Doug Lindsay collapsed when he was 21 years old: like his mother, he had to deal with a mysterious condition that required him to spend most of the day in bed. No doctor could tell him what was wrong. And so he went looking for himself.
From one day to the next, Doug Lindsay from Missouri in the Midwestern United States became very ill. Lindsay had just come home from his college classes in 1999 when he experienced dizziness, cramps, fatigue, and too fast heartbeat. He could barely stand for a few minutes before he had to rest again, flat on the back.
He spent the next 11 years mostly in bed. He just got up to eat and go to the bathroom. The doctors were facing a mystery. Countless tests and treatments had yielded nothing. For Lindsay herself, that didn’t come as a surprise. His own mother was struck down by the same condition, and she, too, was never diagnosed with a redeeming diagnosis. The same fate befell his aunt.
Mattress in the car
Doug Lindsay who initially studied biology decided to take matters into his own hands. He got into the medical literature. He found out that his condition could possibly have something to do with an adrenal disorder, small organs just lying on the kidneys and producing hormones, among other things. His hypothesis was that his body was producing too much adrenaline.
Lindsay joined forces with Dr. H. Cecil Coghlan, a medical scientist, and professor at the University of Alabama-Birmingham. He convinced Coghlan to experiment with an existing drug, levophed, that counteracts the symptoms of excessive adrenalin production.

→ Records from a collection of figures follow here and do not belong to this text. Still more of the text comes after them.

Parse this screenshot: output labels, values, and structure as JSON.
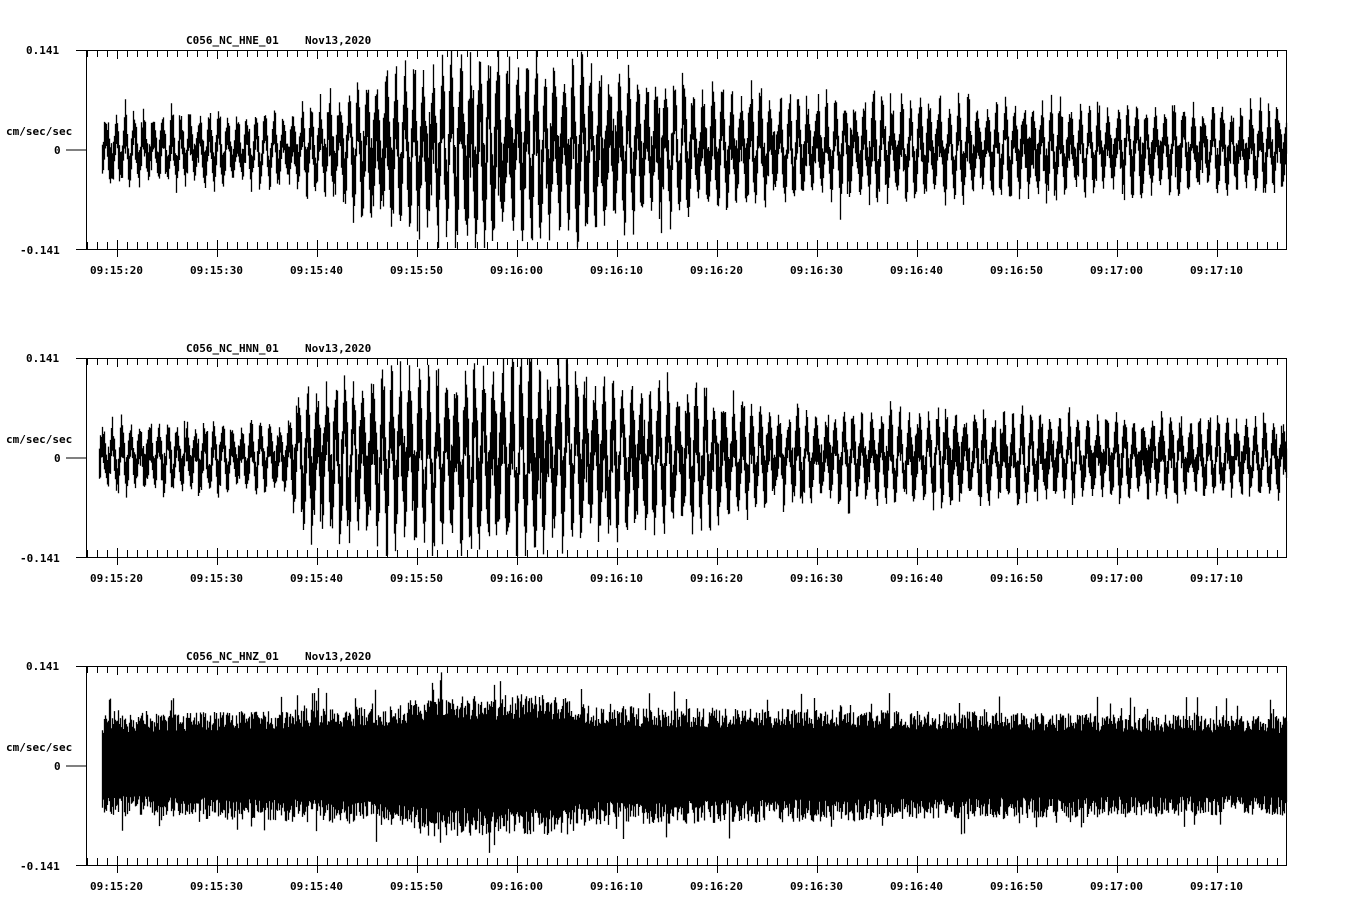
{
  "chart_data": [
    {
      "type": "line",
      "title": "C056_NC_HNE_01",
      "date": "Nov13,2020",
      "channel": "HNE",
      "ylabel": "cm/sec/sec",
      "ylim": [
        -0.141,
        0.141
      ],
      "yticks": [
        "0.141",
        "0",
        "-0.141"
      ],
      "xlabel": "",
      "xticks": [
        "09:15:20",
        "09:15:30",
        "09:15:40",
        "09:15:50",
        "09:16:00",
        "09:16:10",
        "09:16:20",
        "09:16:30",
        "09:16:40",
        "09:16:50",
        "09:17:00",
        "09:17:10"
      ],
      "x_start": "09:15:16.9",
      "x_end": "09:17:16.9",
      "trace_start": "09:15:18.5",
      "grid": false,
      "envelope": [
        [
          0,
          0.045
        ],
        [
          20,
          0.05
        ],
        [
          25,
          0.07
        ],
        [
          29,
          0.1
        ],
        [
          38,
          0.13
        ],
        [
          45,
          0.12
        ],
        [
          55,
          0.1
        ],
        [
          70,
          0.07
        ],
        [
          85,
          0.065
        ],
        [
          100,
          0.06
        ],
        [
          120,
          0.055
        ]
      ],
      "peak_max": 0.11,
      "peak_min": -0.135
    },
    {
      "type": "line",
      "title": "C056_NC_HNN_01",
      "date": "Nov13,2020",
      "channel": "HNN",
      "ylabel": "cm/sec/sec",
      "ylim": [
        -0.141,
        0.141
      ],
      "yticks": [
        "0.141",
        "0",
        "-0.141"
      ],
      "xlabel": "",
      "xticks": [
        "09:15:20",
        "09:15:30",
        "09:15:40",
        "09:15:50",
        "09:16:00",
        "09:16:10",
        "09:16:20",
        "09:16:30",
        "09:16:40",
        "09:16:50",
        "09:17:00",
        "09:17:10"
      ],
      "x_start": "09:15:16.9",
      "x_end": "09:17:16.9",
      "trace_start": "09:15:18.2",
      "grid": false,
      "envelope": [
        [
          0,
          0.045
        ],
        [
          20,
          0.05
        ],
        [
          22,
          0.1
        ],
        [
          35,
          0.12
        ],
        [
          45,
          0.13
        ],
        [
          55,
          0.1
        ],
        [
          62,
          0.09
        ],
        [
          70,
          0.06
        ],
        [
          90,
          0.06
        ],
        [
          120,
          0.05
        ]
      ],
      "peak_max": 0.12,
      "peak_min": -0.125
    },
    {
      "type": "line",
      "title": "C056_NC_HNZ_01",
      "date": "Nov13,2020",
      "channel": "HNZ",
      "ylabel": "cm/sec/sec",
      "ylim": [
        -0.141,
        0.141
      ],
      "yticks": [
        "0.141",
        "0",
        "-0.141"
      ],
      "xlabel": "",
      "xticks": [
        "09:15:20",
        "09:15:30",
        "09:15:40",
        "09:15:50",
        "09:16:00",
        "09:16:10",
        "09:16:20",
        "09:16:30",
        "09:16:40",
        "09:16:50",
        "09:17:00",
        "09:17:10"
      ],
      "x_start": "09:15:16.9",
      "x_end": "09:17:16.9",
      "trace_start": "09:15:18.5",
      "grid": false,
      "envelope": [
        [
          0,
          0.07
        ],
        [
          30,
          0.085
        ],
        [
          34,
          0.1
        ],
        [
          48,
          0.1
        ],
        [
          50,
          0.085
        ],
        [
          120,
          0.07
        ]
      ],
      "peak_max": 0.125,
      "peak_min": -0.1
    }
  ]
}
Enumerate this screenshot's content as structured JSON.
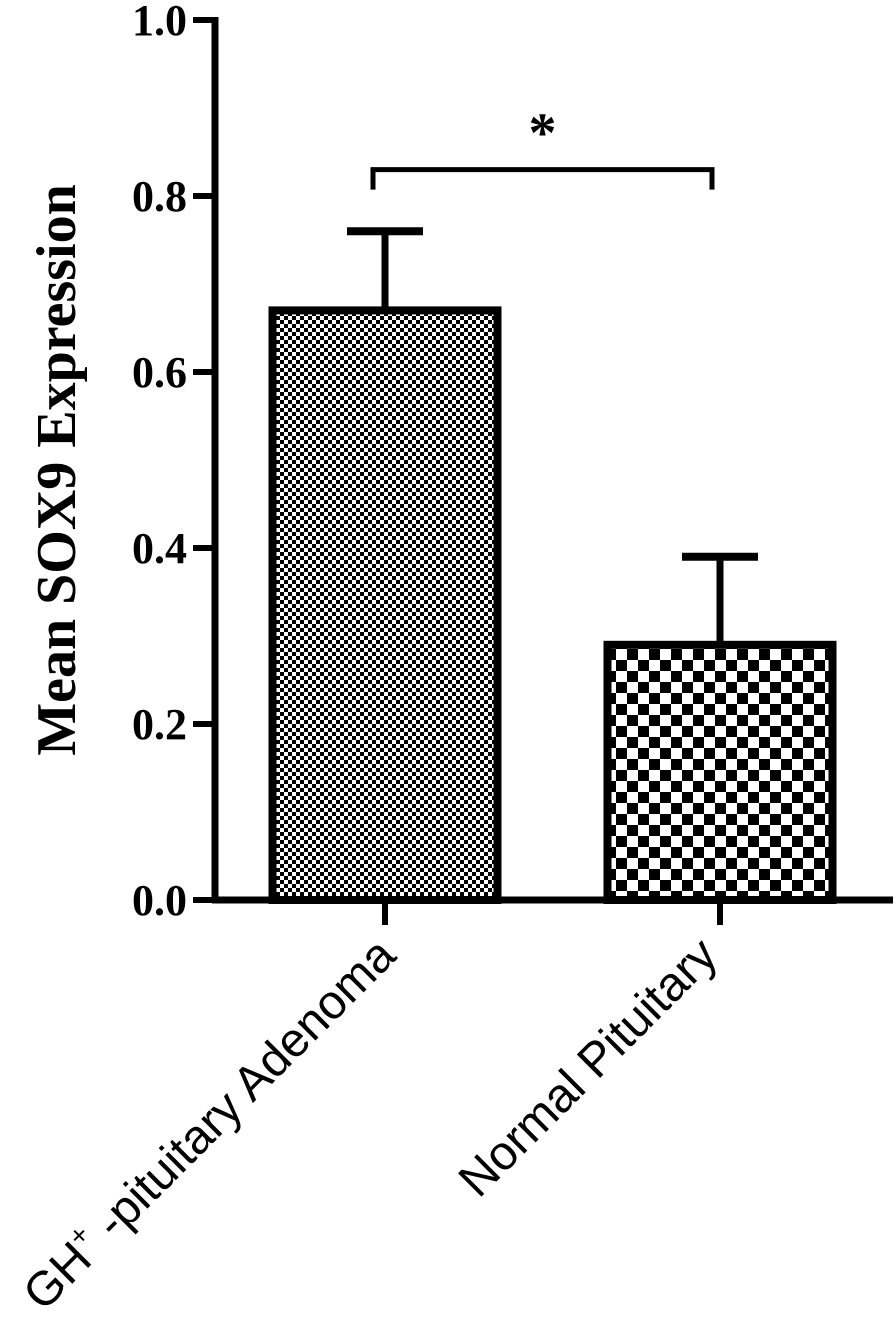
{
  "chart_data": {
    "type": "bar",
    "title": "",
    "xlabel": "",
    "ylabel": "Mean SOX9 Expression",
    "ylim": [
      0,
      1.0
    ],
    "yticks": [
      "0.0",
      "0.2",
      "0.4",
      "0.6",
      "0.8",
      "1.0"
    ],
    "categories": [
      {
        "main": "GH",
        "sup": "+",
        "rest": " -pituitary Adenoma"
      },
      {
        "main": "Normal Pituitary",
        "sup": "",
        "rest": ""
      }
    ],
    "values": [
      0.67,
      0.29
    ],
    "errors": [
      0.09,
      0.1
    ],
    "fill_patterns": [
      "fine-checker",
      "coarse-checker"
    ],
    "significance": {
      "between": [
        0,
        1
      ],
      "label": "*",
      "y": 0.83
    },
    "grid": false,
    "colors": {
      "bar_stroke": "#000000",
      "pattern_dark": "#000000",
      "pattern_light": "#ffffff"
    }
  }
}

In 2004, Lindsay and friends from Missouri drove to Birmingham for a first treatment. Because he couldn’t sit up for so long, he was on a mattress in the back of the car for the entire 500-mile drive. In Birmingham, he was given an IV that would give him the drug 24 hours a day. It turned out to be the first break. With the medicine, he was able to spend short periods of active time. So he could attend a few weddings and visit the doctor himself.
“We found it”
The exact nature of his condition remained a mystery – until 2006. It has been speculated for some time that an adrenalin lump could cause too much adrenaline to be produced. But such tumors were not visible on earlier scans. Until one of the images suddenly showed something remarkable: something in the adrenal glands of Doug Lindsay reacted like a tumor, but it wasn’t. Coghlan called Lindsay with the redeeming message: “We found it”. The official diagnosis was “bilateral adrenal medullary hyperplasia.” The inner area of the adrenal glands were enlarged and acted as tumors. As a result, the adrenal glands produced far too much adrenaline.
Convinced that a more permanent solution was now within reach, Doug once again delved into the books. He came up with a simple solution: remove the enlarged areas and the production of adrenaline would stabilize. A bit like removing the egg yolk from a hard-boiled egg says CNN.
The problem was that the operation did not exist in practice either. Some scientists had already carried out similar interventions in animals, but never in humans. In 2010, eleven years after the disease hit, he found a surgeon who dared to perform the daring surgery. In September, Lindsay was operated on one of his adrenal glands – successfully. The effect was massive. By December of the same year, he was able to walk more than a kilometer. Two years later, he went under the knife a second time to take care of the other adrenal gland.
Today Lindsay is 41 years old. He is still struggling with health problems but is no longer confined to bed. He returned to college to complete his biology education and now he travels around the world to talk about his condition and the search for a solution. He already spoke at Stanford and Harvard. “I received help from others,” he explains to CNN. “And now I have to help people.”